Leah Montange is a human geographer and the Bissell-Heyd Lecturer and Assistant Professor, Teaching Stream of American Studies at the University of Toronto. Her work is on bordering, detention, immigration enforcement and resistance in the US and Spain.
Panelists:
Abraham Paulos
Abraham Paulos has extensive experience advocating for racial justice and equity policies, criminal legal system abuses, and immigrants’ rights in the US. Abraham is currently the Deputy Director of the Black Alliance for Just Immigration (BAJI). Before joining BAJI, Abraham was the Executive Director of Families for Freedom (FFF), a position he held after facing immigration detention at Rikers Island and becoming a member of FFF. Earlier in his career, Abraham was a researcher at Human Rights First, focused on immigration detention. He also served as Program Director at Life of Hope, a Brooklyn community-based organization that provides services to low-income immigrants. As a journalist, Abraham reported on urban policy and human rights for City Limits, the NYC civic affairs magazine, and the Foreign Policy Association, writing about foreign policy and global issues. Abraham is a Stateless Eritrean refugee, born in Sudan and raised in Chicago.
Tania Mattos
Tania Mattos is of Aymara descendent, born in Bolivia, raised in Queens, and the Executive Director of Unlocal, Inc., a legal aid organization based in NYC. Tania is a longtime organizer and strategists in the immigrant rights movement. She previously worked as the Northeast Policy and Monitoring Manager for Freedom For Immigrants; the Legislative Coordinator for the New York State Youth Leadership Council, the first undocumented-led organization in New York State and helped organize the first Education Not Deportation program in New York that stopped the deportation of numerous undocumented youth. She is also co-founder of Queens Neighborhoods United, a grassroots anti-gentrification collective that fights against undemocratic use of land, police abuse and ICE in the immigrant-welcoming borough of Queens.
Rachel Ida Buff
Rachel Ida Buff is a writer, organizer, and immigration historian currently teaching at the University of Wisconsin-Milwaukee. Her most recent book is the bilingual glossary, A is for Asylum; Words for People on the Move/A de Asilo: Palabras Para Personas en Movimiento (Fordham: 2020); she has words in a variety of places, including Against the Current, the Boston Review, and Jacobin.
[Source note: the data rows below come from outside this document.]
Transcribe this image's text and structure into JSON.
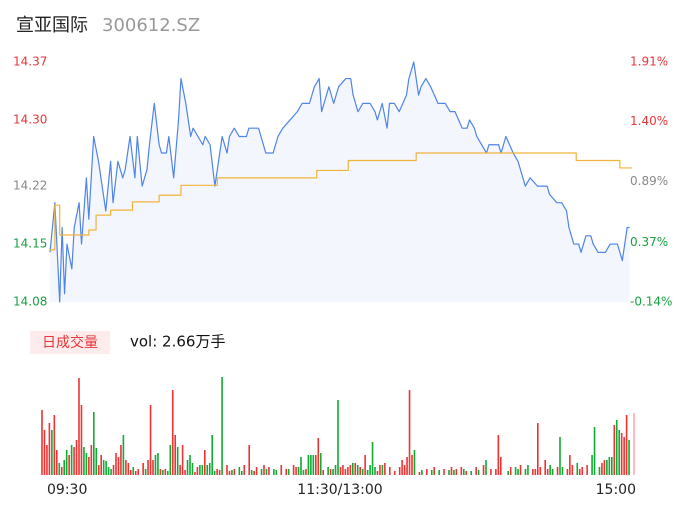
{
  "chart_data": [
    {
      "type": "line",
      "title": "宣亚国际",
      "subtitle": "300612.SZ",
      "xlim": [
        0,
        240
      ],
      "ylim": [
        14.08,
        14.37
      ],
      "yticks": [
        14.37,
        {
          "value": 14.3,
          "label": "14.30"
        },
        14.22,
        14.15,
        14.08
      ],
      "ytick_colors": [
        "#e8363b",
        "#e8363b",
        "#888888",
        "#1aa042",
        "#1aa042"
      ],
      "y2lim": [
        -0.14,
        1.91
      ],
      "y2ticks": [
        {
          "value": 1.91,
          "label": "1.91%"
        },
        {
          "value": 1.4,
          "label": "1.40%"
        },
        {
          "value": 0.89,
          "label": "0.89%"
        },
        {
          "value": 0.37,
          "label": "0.37%"
        },
        {
          "value": -0.14,
          "label": "-0.14%"
        }
      ],
      "y2tick_colors": [
        "#e8363b",
        "#e8363b",
        "#888888",
        "#1aa042",
        "#1aa042"
      ],
      "area_color": "#f3f6fc",
      "series": [
        {
          "color": "#4f84e8",
          "x": [
            0,
            2,
            4,
            5,
            6,
            7,
            9,
            10,
            12,
            13,
            15,
            16,
            18,
            20,
            21,
            23,
            25,
            26,
            28,
            30,
            31,
            33,
            35,
            36,
            38,
            40,
            41,
            43,
            45,
            46,
            48,
            49,
            51,
            53,
            54,
            56,
            58,
            59,
            61,
            63,
            64,
            66,
            68,
            69,
            71,
            73,
            74,
            76,
            78,
            81,
            82,
            86,
            87,
            89,
            92,
            94,
            96,
            99,
            102,
            104,
            107,
            109,
            111,
            112,
            114,
            115,
            117,
            119,
            122,
            124,
            125,
            127,
            129,
            132,
            134,
            135,
            137,
            139,
            140,
            142,
            144,
            147,
            148,
            150,
            152,
            153,
            155,
            157,
            160,
            163,
            165,
            167,
            170,
            172,
            173,
            175,
            176,
            180,
            181,
            185,
            186,
            188,
            191,
            193,
            195,
            196,
            198,
            201,
            205,
            206,
            209,
            211,
            213,
            214,
            216,
            218,
            219,
            221,
            223,
            224,
            226,
            229,
            231,
            233,
            234,
            236,
            238,
            239
          ],
          "values": [
            14.14,
            14.2,
            14.08,
            14.17,
            14.09,
            14.15,
            14.12,
            14.17,
            14.2,
            14.15,
            14.23,
            14.18,
            14.28,
            14.25,
            14.23,
            14.19,
            14.25,
            14.2,
            14.25,
            14.23,
            14.24,
            14.28,
            14.23,
            14.28,
            14.22,
            14.24,
            14.27,
            14.32,
            14.27,
            14.26,
            14.26,
            14.28,
            14.23,
            14.3,
            14.35,
            14.32,
            14.28,
            14.29,
            14.28,
            14.27,
            14.28,
            14.27,
            14.22,
            14.24,
            14.28,
            14.26,
            14.28,
            14.29,
            14.28,
            14.28,
            14.29,
            14.29,
            14.28,
            14.26,
            14.26,
            14.28,
            14.29,
            14.3,
            14.31,
            14.32,
            14.32,
            14.34,
            14.35,
            14.31,
            14.33,
            14.34,
            14.32,
            14.34,
            14.35,
            14.35,
            14.33,
            14.31,
            14.32,
            14.32,
            14.31,
            14.3,
            14.32,
            14.29,
            14.32,
            14.32,
            14.31,
            14.33,
            14.35,
            14.37,
            14.33,
            14.34,
            14.35,
            14.34,
            14.32,
            14.32,
            14.31,
            14.31,
            14.29,
            14.29,
            14.3,
            14.29,
            14.28,
            14.26,
            14.27,
            14.27,
            14.26,
            14.28,
            14.26,
            14.25,
            14.23,
            14.22,
            14.23,
            14.22,
            14.22,
            14.21,
            14.2,
            14.2,
            14.19,
            14.17,
            14.15,
            14.15,
            14.14,
            14.16,
            14.16,
            14.15,
            14.14,
            14.14,
            14.15,
            14.15,
            14.15,
            14.13,
            14.17,
            14.17
          ],
          "area": true
        },
        {
          "color": "#f2b33d",
          "step": true,
          "x": [
            0,
            2,
            4,
            16,
            19,
            25,
            34,
            45,
            54,
            69,
            110,
            123,
            151,
            217,
            235,
            240
          ],
          "values": [
            14.143,
            14.197,
            14.161,
            14.167,
            14.185,
            14.191,
            14.201,
            14.209,
            14.221,
            14.23,
            14.239,
            14.251,
            14.26,
            14.251,
            14.242,
            14.242
          ]
        }
      ]
    },
    {
      "type": "bar",
      "title": "日成交量",
      "annotation": "vol: 2.66万手",
      "xlim": [
        0,
        240
      ],
      "ylim": [
        0,
        100
      ],
      "xticks": [
        {
          "value": 0,
          "label": "09:30"
        },
        {
          "value": 120,
          "label": "11:30/13:00"
        },
        {
          "value": 240,
          "label": "15:00"
        }
      ],
      "x": [
        0,
        1,
        2,
        3,
        4,
        5,
        6,
        7,
        8,
        9,
        10,
        11,
        12,
        13,
        14,
        15,
        16,
        17,
        18,
        19,
        20,
        21,
        22,
        23,
        24,
        25,
        26,
        27,
        28,
        29,
        30,
        31,
        32,
        33,
        34,
        35,
        36,
        37,
        38,
        39,
        41,
        42,
        43,
        44,
        45,
        46,
        47,
        48,
        49,
        50,
        51,
        52,
        53,
        54,
        55,
        56,
        57,
        58,
        59,
        60,
        61,
        62,
        63,
        64,
        65,
        66,
        67,
        68,
        69,
        70,
        71,
        72,
        73,
        75,
        76,
        77,
        78,
        80,
        81,
        82,
        84,
        85,
        86,
        87,
        89,
        90,
        91,
        92,
        94,
        95,
        97,
        99,
        100,
        102,
        103,
        104,
        105,
        106,
        107,
        108,
        109,
        110,
        111,
        112,
        113,
        114,
        116,
        117,
        118,
        119,
        120,
        121,
        122,
        123,
        124,
        125,
        126,
        127,
        128,
        129,
        130,
        131,
        132,
        133,
        134,
        135,
        136,
        137,
        138,
        139,
        141,
        143,
        145,
        146,
        147,
        148,
        149,
        150,
        151,
        153,
        154,
        156,
        158,
        159,
        161,
        163,
        165,
        166,
        167,
        168,
        170,
        171,
        172,
        174,
        176,
        177,
        179,
        180,
        182,
        184,
        185,
        186,
        189,
        190,
        192,
        193,
        194,
        196,
        197,
        199,
        200,
        201,
        202,
        204,
        205,
        206,
        207,
        209,
        210,
        211,
        213,
        214,
        215,
        217,
        218,
        219,
        221,
        223,
        224,
        226,
        227,
        228,
        229,
        230,
        231,
        232,
        233,
        234,
        235,
        236,
        237,
        238,
        240
      ],
      "values": [
        65,
        45,
        30,
        52,
        45,
        60,
        25,
        12,
        8,
        15,
        25,
        20,
        30,
        28,
        35,
        97,
        70,
        28,
        22,
        18,
        30,
        63,
        27,
        10,
        20,
        15,
        14,
        8,
        6,
        10,
        22,
        18,
        30,
        40,
        15,
        12,
        5,
        8,
        4,
        6,
        12,
        6,
        15,
        70,
        15,
        20,
        22,
        6,
        5,
        6,
        4,
        30,
        85,
        40,
        28,
        10,
        30,
        5,
        15,
        20,
        12,
        3,
        8,
        10,
        10,
        25,
        10,
        12,
        40,
        4,
        6,
        5,
        98,
        10,
        4,
        5,
        6,
        8,
        4,
        10,
        30,
        5,
        4,
        8,
        6,
        10,
        6,
        8,
        6,
        5,
        10,
        6,
        6,
        10,
        8,
        8,
        18,
        5,
        6,
        20,
        20,
        20,
        20,
        37,
        22,
        5,
        8,
        6,
        6,
        10,
        75,
        8,
        10,
        6,
        8,
        10,
        12,
        12,
        10,
        8,
        6,
        20,
        5,
        10,
        33,
        8,
        4,
        10,
        10,
        12,
        8,
        4,
        8,
        15,
        10,
        18,
        85,
        20,
        25,
        3,
        5,
        6,
        5,
        8,
        5,
        6,
        5,
        8,
        5,
        6,
        8,
        6,
        4,
        4,
        8,
        5,
        10,
        15,
        6,
        6,
        40,
        18,
        4,
        8,
        8,
        6,
        10,
        6,
        10,
        6,
        6,
        52,
        8,
        15,
        6,
        10,
        6,
        8,
        38,
        8,
        6,
        20,
        10,
        12,
        6,
        8,
        10,
        20,
        48,
        8,
        12,
        15,
        15,
        18,
        18,
        50,
        55,
        45,
        42,
        38,
        60,
        35,
        62
      ],
      "colors": [
        "#e33",
        "#e33",
        "#e33",
        "#e33",
        "#1a3",
        "#e33",
        "#e33",
        "#1a3",
        "#e33",
        "#1a3",
        "#1a3",
        "#e33",
        "#1a3",
        "#e33",
        "#e33",
        "#e33",
        "#e33",
        "#1a3",
        "#1a3",
        "#e33",
        "#e33",
        "#1a3",
        "#1a3",
        "#e33",
        "#e33",
        "#1a3",
        "#1a3",
        "#1a3",
        "#1a3",
        "#e33",
        "#e33",
        "#e33",
        "#e33",
        "#1a3",
        "#e33",
        "#e33",
        "#e33",
        "#1a3",
        "#e33",
        "#e33",
        "#e33",
        "#1a3",
        "#e33",
        "#e33",
        "#e33",
        "#1a3",
        "#1a3",
        "#e33",
        "#1a3",
        "#e33",
        "#1a3",
        "#1a3",
        "#e33",
        "#e33",
        "#1a3",
        "#e33",
        "#e33",
        "#e33",
        "#1a3",
        "#1a3",
        "#1a3",
        "#e33",
        "#e33",
        "#1a3",
        "#1a3",
        "#e33",
        "#1a3",
        "#1a3",
        "#1a3",
        "#1a3",
        "#e33",
        "#e33",
        "#1a3",
        "#e33",
        "#e33",
        "#1a3",
        "#e33",
        "#1a3",
        "#1a3",
        "#e33",
        "#e33",
        "#1a3",
        "#e33",
        "#e33",
        "#1a3",
        "#e33",
        "#1a3",
        "#e33",
        "#1a3",
        "#1a3",
        "#e33",
        "#e33",
        "#1a3",
        "#e33",
        "#e33",
        "#1a3",
        "#1a3",
        "#1a3",
        "#e33",
        "#1a3",
        "#1a3",
        "#1a3",
        "#e33",
        "#e33",
        "#1a3",
        "#e33",
        "#1a3",
        "#e33",
        "#1a3",
        "#1a3",
        "#1a3",
        "#e33",
        "#e33",
        "#e33",
        "#e33",
        "#e33",
        "#1a3",
        "#e33",
        "#1a3",
        "#e33",
        "#1a3",
        "#e33",
        "#1a3",
        "#1a3",
        "#1a3",
        "#1a3",
        "#e33",
        "#e33",
        "#1a3",
        "#e33",
        "#e33",
        "#e33",
        "#e33",
        "#e33",
        "#e33",
        "#e33",
        "#e33",
        "#e33",
        "#1a3",
        "#e33",
        "#1a3",
        "#e33",
        "#1a3",
        "#e33",
        "#1a3",
        "#e33",
        "#1a3",
        "#e33",
        "#1a3",
        "#e33",
        "#e33",
        "#1a3",
        "#e33",
        "#1a3",
        "#e33",
        "#1a3",
        "#e33",
        "#1a3",
        "#e33",
        "#e33",
        "#e33",
        "#e33",
        "#1a3",
        "#e33",
        "#1a3",
        "#1a3",
        "#e33",
        "#1a3",
        "#1a3",
        "#e33",
        "#e33",
        "#e33",
        "#e33",
        "#e33",
        "#e33",
        "#1a3",
        "#1a3",
        "#e33",
        "#1a3",
        "#1a3",
        "#e33",
        "#e33",
        "#e33",
        "#1a3",
        "#e33",
        "#e33",
        "#e33",
        "#1a3",
        "#1a3",
        "#1a3",
        "#e33",
        "#e33",
        "#1a3",
        "#1a3",
        "#1a3",
        "#e33",
        "#1a3",
        "#1a3",
        "#e33",
        "#e33",
        "#e33",
        "#1a3",
        "#fab"
      ]
    }
  ]
}
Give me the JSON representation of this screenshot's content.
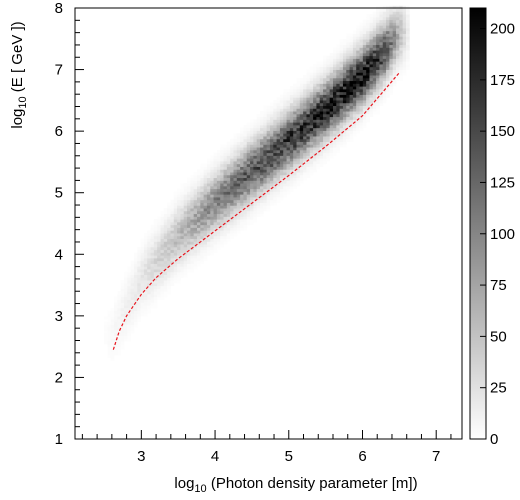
{
  "chart_data": {
    "type": "heatmap",
    "title": "",
    "xlabel": {
      "prefix": "log",
      "sub": "10",
      "rest": " (Photon density parameter [m])"
    },
    "ylabel": {
      "prefix": "log",
      "sub": "10",
      "rest": " (E [ GeV ])"
    },
    "xlim": [
      2.1,
      7.35
    ],
    "ylim": [
      1,
      8
    ],
    "x_ticks": [
      3,
      4,
      5,
      6,
      7
    ],
    "y_ticks": [
      1,
      2,
      3,
      4,
      5,
      6,
      7,
      8
    ],
    "x_minor_step": 0.2,
    "y_minor_step": 0.2,
    "colorbar": {
      "range": [
        0,
        210
      ],
      "ticks": [
        0,
        25,
        50,
        75,
        100,
        125,
        150,
        175,
        200
      ],
      "colormap": "grayscale (white = 0, black = max)"
    },
    "density_ridge": {
      "description": "2D histogram counts concentrated along a band",
      "x": [
        2.6,
        3.0,
        3.5,
        4.0,
        4.5,
        5.0,
        5.5,
        6.0,
        6.3,
        6.5
      ],
      "y_center": [
        2.7,
        3.6,
        4.3,
        4.85,
        5.35,
        5.85,
        6.35,
        6.9,
        7.3,
        7.6
      ],
      "peak_counts": [
        5,
        20,
        55,
        100,
        140,
        165,
        185,
        200,
        150,
        60
      ]
    },
    "series": [
      {
        "type": "line",
        "style": "dashed",
        "color": "#e8141c",
        "x": [
          2.62,
          2.7,
          2.8,
          3.0,
          3.2,
          3.5,
          4.0,
          4.5,
          5.0,
          5.5,
          6.0,
          6.5
        ],
        "y": [
          2.45,
          2.75,
          3.0,
          3.35,
          3.62,
          3.93,
          4.38,
          4.83,
          5.28,
          5.75,
          6.25,
          6.95
        ]
      }
    ]
  }
}
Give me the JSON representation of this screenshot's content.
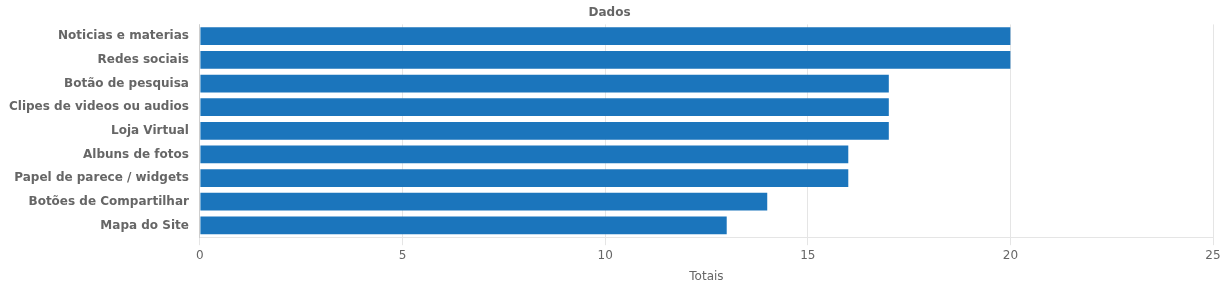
{
  "chart_data": {
    "type": "bar",
    "orientation": "horizontal",
    "title": "Dados",
    "categories": [
      "Mapa do Site",
      "Botões de Compartilhar",
      "Papel de parece / widgets",
      "Albuns de fotos",
      "Loja Virtual",
      "Clipes de videos ou audios",
      "Botão de pesquisa",
      "Redes sociais",
      "Noticias e materias"
    ],
    "values": [
      13,
      14,
      16,
      16,
      17,
      17,
      17,
      20,
      20
    ],
    "color": "#1B75BC",
    "xlabel": "Totais",
    "xlim": [
      0,
      25
    ],
    "xticks": [
      0,
      5,
      10,
      15,
      20,
      25
    ],
    "grid": true
  }
}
Currently, she is working on a project about Jewish safety, settler colonialism, and racial capitalism entitled The Gangster Buffs of Charleston, WV: 20th Century Jewish Safety in an Appalachian City
Commentator: Silky Shah
Silky Shah is the executive director of Detention Watch Network, a national coalition building power to abolish immigration detention in the US. She is also the author of the recently published book, Unbuild Walls: Why Immigrant Justice Needs Abolition (Haymarket Books, 2024) and has been working as an organizer on issues related to racial and migrant justice for over twenty years.
Chair: Jenna Loyd
Jenna M. Loyd is an associate professor in the Department of Geography at the University of Wisconsin-Madison. Her work has three main strands: 1) the production and politics of health inequities in the United States; 2) U.S. detention, asylum, and refugee policies and (geo-) politics; and 3) connections between abolition and migrant justice. Her most recent work brings interests in health and migration together in a new project that examines how immigration law is as a structural determinant of health for migrants in the context of climate change. She is the author of Health Rights Are Civil Rights: Peace and Justice Activism in Los Angeles, 1963-1978 (2014, University of Minnesota Press), co-editor, with Matt Mitchelson and Andrew Burridge, of Beyond Walls and Cages: Prisons, Borders, and Global Crisis (2012, University of Georgia Press), and co-author, with Alison Mountz, is Boats, Borders, and Bases: Race, the Cold War, and the Rise of Migration Detention the United States (2018, University of California Press).